AC Plastics makes all sorts of durable, injection-moulded plastics, from 100 per cent recycled material.
Elmey said it was all food and medical-grade plastic, so it was particularly well-suited for an item being donated to healthcare workers.
Robertson said the Elmeys were originally going to cover the cost of the production mould, but it ended up being significantly more expensive than first thought.
So he and his wife, Sana Robertson, paid $18,000 to have it made.
The Elmeys donated the cost of the material, and the time on AC Plastics machines which still represented a sizeable contribution, he said.
Since September, Robertson has scaled up his home-based operation to seven 3D printers.

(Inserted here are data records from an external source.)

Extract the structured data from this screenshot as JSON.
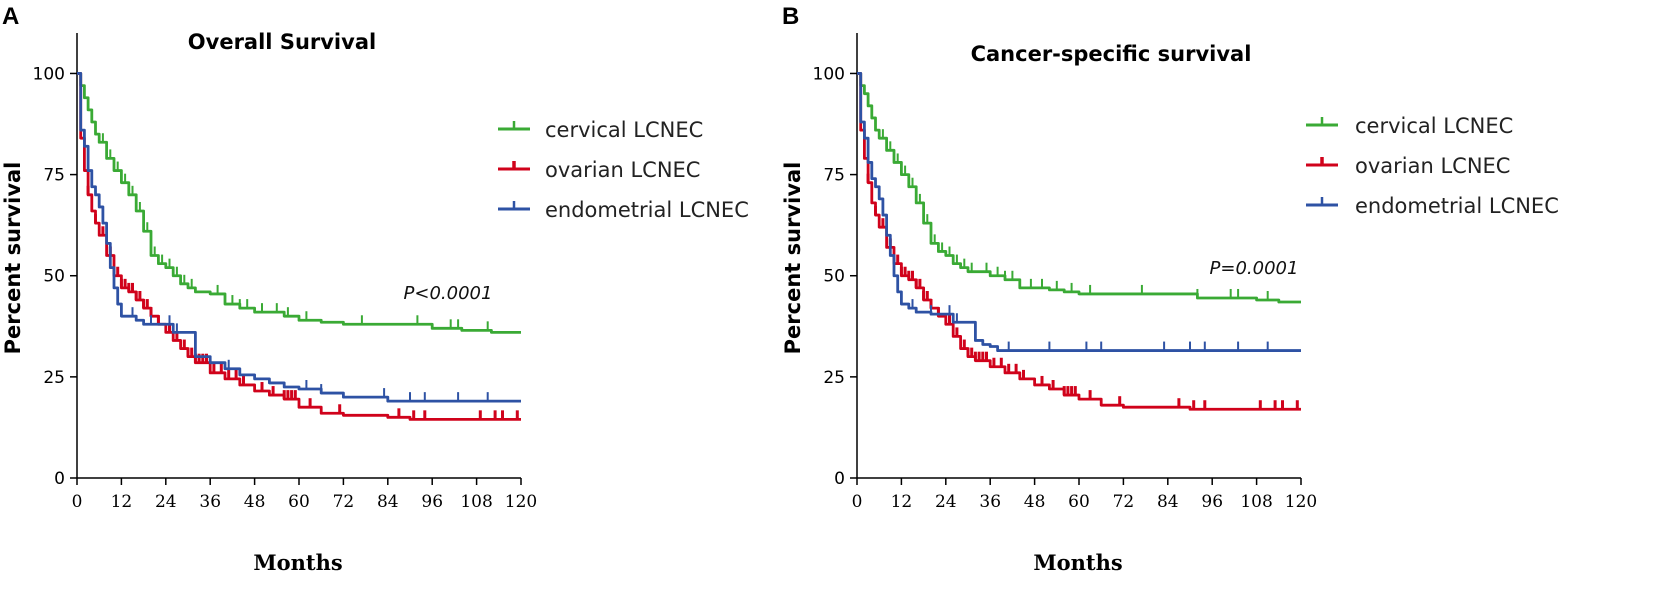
{
  "chart_data": [
    {
      "type": "line",
      "panel": "A",
      "title": "Overall Survival",
      "xlabel": "Months",
      "ylabel": "Percent survival",
      "xlim": [
        0,
        120
      ],
      "ylim": [
        0,
        110
      ],
      "xticks": [
        0,
        12,
        24,
        36,
        48,
        60,
        72,
        84,
        96,
        108,
        120
      ],
      "yticks": [
        0,
        25,
        50,
        75,
        100
      ],
      "annotation": "P<0.0001",
      "legend_position": "right",
      "series": [
        {
          "name": "cervical LCNEC",
          "color": "#3aaa35",
          "x": [
            0,
            1,
            2,
            3,
            4,
            5,
            6,
            8,
            10,
            12,
            14,
            16,
            18,
            20,
            22,
            24,
            26,
            28,
            30,
            32,
            36,
            40,
            44,
            48,
            52,
            56,
            60,
            66,
            72,
            84,
            92,
            96,
            104,
            112,
            120
          ],
          "y": [
            100,
            97,
            94,
            91,
            88,
            85,
            83,
            79,
            76,
            73,
            70,
            66,
            61,
            55,
            53,
            52,
            50,
            48,
            47,
            46,
            45.5,
            43,
            42,
            41,
            41,
            40,
            39,
            38.5,
            38,
            38,
            38,
            37,
            36.5,
            36,
            36
          ],
          "censor": [
            3,
            5,
            7,
            9,
            11,
            13,
            15,
            17,
            19,
            21,
            23,
            25,
            27,
            29,
            31,
            38,
            40,
            42,
            44,
            46,
            50,
            54,
            57,
            62,
            77,
            92,
            101,
            103,
            111
          ]
        },
        {
          "name": "ovarian LCNEC",
          "color": "#d0021b",
          "x": [
            0,
            1,
            2,
            3,
            4,
            5,
            6,
            8,
            10,
            12,
            14,
            16,
            18,
            20,
            22,
            24,
            26,
            28,
            30,
            32,
            36,
            40,
            44,
            48,
            52,
            56,
            60,
            66,
            72,
            84,
            90,
            96,
            108,
            120
          ],
          "y": [
            100,
            84,
            76,
            70,
            66,
            63,
            60,
            55,
            50,
            47,
            46,
            44,
            42,
            40,
            38,
            36,
            34,
            32,
            30,
            28.5,
            26,
            24.5,
            23,
            21.5,
            20.5,
            19.5,
            17.5,
            16,
            15.5,
            15,
            14.5,
            14.5,
            14.5,
            14.5
          ],
          "censor": [
            3,
            5,
            7,
            9,
            10,
            11,
            12,
            13,
            14,
            15,
            16,
            17,
            18,
            19,
            20,
            22,
            25,
            27,
            29,
            30,
            31,
            32,
            33,
            34,
            35,
            37,
            39,
            41,
            43,
            45,
            50,
            53,
            56,
            57,
            58,
            59,
            63,
            71,
            87,
            91,
            94,
            109,
            113,
            115,
            119
          ]
        },
        {
          "name": "endometrial LCNEC",
          "color": "#2e52a4",
          "x": [
            0,
            1,
            2,
            3,
            4,
            5,
            6,
            7,
            8,
            9,
            10,
            11,
            12,
            14,
            16,
            18,
            20,
            22,
            24,
            26,
            28,
            30,
            32,
            36,
            40,
            44,
            48,
            52,
            56,
            60,
            66,
            72,
            84,
            96,
            108,
            120
          ],
          "y": [
            100,
            86,
            82,
            76,
            72,
            70,
            67,
            63,
            58,
            52,
            47,
            43,
            40,
            40,
            39,
            38,
            38,
            38,
            38,
            36,
            36,
            36,
            30,
            28.5,
            27,
            25.5,
            24.5,
            23.5,
            22.5,
            22,
            21,
            20,
            19,
            19,
            19,
            19
          ],
          "censor": [
            3,
            5,
            15,
            20,
            25,
            27,
            41,
            62,
            66,
            83,
            90,
            94,
            103,
            111
          ]
        }
      ]
    },
    {
      "type": "line",
      "panel": "B",
      "title": "Cancer-specific survival",
      "xlabel": "Months",
      "ylabel": "Percent survival",
      "xlim": [
        0,
        120
      ],
      "ylim": [
        0,
        110
      ],
      "xticks": [
        0,
        12,
        24,
        36,
        48,
        60,
        72,
        84,
        96,
        108,
        120
      ],
      "yticks": [
        0,
        25,
        50,
        75,
        100
      ],
      "annotation": "P=0.0001",
      "legend_position": "right",
      "series": [
        {
          "name": "cervical LCNEC",
          "color": "#3aaa35",
          "x": [
            0,
            1,
            2,
            3,
            4,
            5,
            6,
            8,
            10,
            12,
            14,
            16,
            18,
            20,
            22,
            24,
            26,
            28,
            30,
            32,
            36,
            40,
            44,
            48,
            52,
            56,
            60,
            72,
            84,
            92,
            100,
            108,
            114,
            120
          ],
          "y": [
            100,
            97,
            95,
            92,
            89,
            86,
            84,
            81,
            78,
            75,
            72,
            68,
            63,
            58,
            56,
            55,
            53,
            52,
            51,
            51,
            50,
            49,
            47,
            47,
            46.5,
            46,
            45.5,
            45.5,
            45.5,
            44.5,
            44.5,
            44,
            43.5,
            43.5
          ],
          "censor": [
            3,
            5,
            7,
            9,
            11,
            13,
            15,
            17,
            19,
            21,
            23,
            25,
            27,
            29,
            31,
            35,
            38,
            40,
            42,
            44,
            47,
            50,
            54,
            58,
            63,
            77,
            92,
            101,
            103,
            111
          ]
        },
        {
          "name": "ovarian LCNEC",
          "color": "#d0021b",
          "x": [
            0,
            1,
            2,
            3,
            4,
            5,
            6,
            8,
            10,
            12,
            14,
            16,
            18,
            20,
            22,
            24,
            26,
            28,
            30,
            32,
            36,
            40,
            44,
            48,
            52,
            56,
            60,
            66,
            72,
            84,
            90,
            96,
            108,
            120
          ],
          "y": [
            100,
            86,
            79,
            73,
            68,
            65,
            62,
            57,
            53,
            50,
            49,
            47,
            44,
            42,
            40,
            38,
            35,
            32,
            30,
            29,
            27.5,
            26,
            24.5,
            23,
            22,
            20.5,
            19.5,
            18,
            17.5,
            17.5,
            17,
            17,
            17,
            17
          ],
          "censor": [
            3,
            5,
            7,
            9,
            10,
            11,
            12,
            13,
            14,
            15,
            16,
            17,
            18,
            19,
            20,
            22,
            25,
            27,
            29,
            30,
            31,
            32,
            33,
            34,
            35,
            37,
            39,
            41,
            43,
            45,
            50,
            53,
            56,
            57,
            58,
            59,
            63,
            71,
            87,
            91,
            94,
            109,
            113,
            115,
            119
          ]
        },
        {
          "name": "endometrial LCNEC",
          "color": "#2e52a4",
          "x": [
            0,
            1,
            2,
            3,
            4,
            5,
            6,
            7,
            8,
            9,
            10,
            11,
            12,
            14,
            16,
            18,
            20,
            22,
            24,
            26,
            28,
            30,
            32,
            34,
            36,
            38,
            40,
            44,
            48,
            60,
            72,
            84,
            96,
            108,
            120
          ],
          "y": [
            100,
            88,
            84,
            78,
            74,
            72,
            69,
            65,
            60,
            55,
            50,
            46,
            43,
            42,
            41,
            41,
            40.5,
            40.5,
            40.5,
            38.5,
            38.5,
            38.5,
            34,
            33,
            32.5,
            31.5,
            31.5,
            31.5,
            31.5,
            31.5,
            31.5,
            31.5,
            31.5,
            31.5,
            31.5
          ],
          "censor": [
            3,
            5,
            15,
            20,
            25,
            27,
            41,
            52,
            62,
            66,
            83,
            90,
            94,
            103,
            111
          ]
        }
      ]
    }
  ]
}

He made and delivered 800 nose clips a day.
With AC Plastics onboard that went up to nearly 9,000. It also means Robertson now plans to sell a couple of his printers on Trade Me at a $1 reserve – with the proceeds to go to healthcare charities.
Robertson said the added production would also allow him to expand outside the Manawatū, and donate to GPs, health clinics and DHBs in other regions.
He just wasn’t entirely sure how to manage it yet, when his current effort took almost all of his spare time.
“We've been focusing on Palmerston North first, because that’s where we live and where we can get to the easiest.”
Robertson said he was keen to hear from anyone who could help expand the distribution in other regions.
The nose clips can be ordered for $2.50 each, which will allow Robertson to donate two clips to healthcare workers, from www.art-isan.co.nz.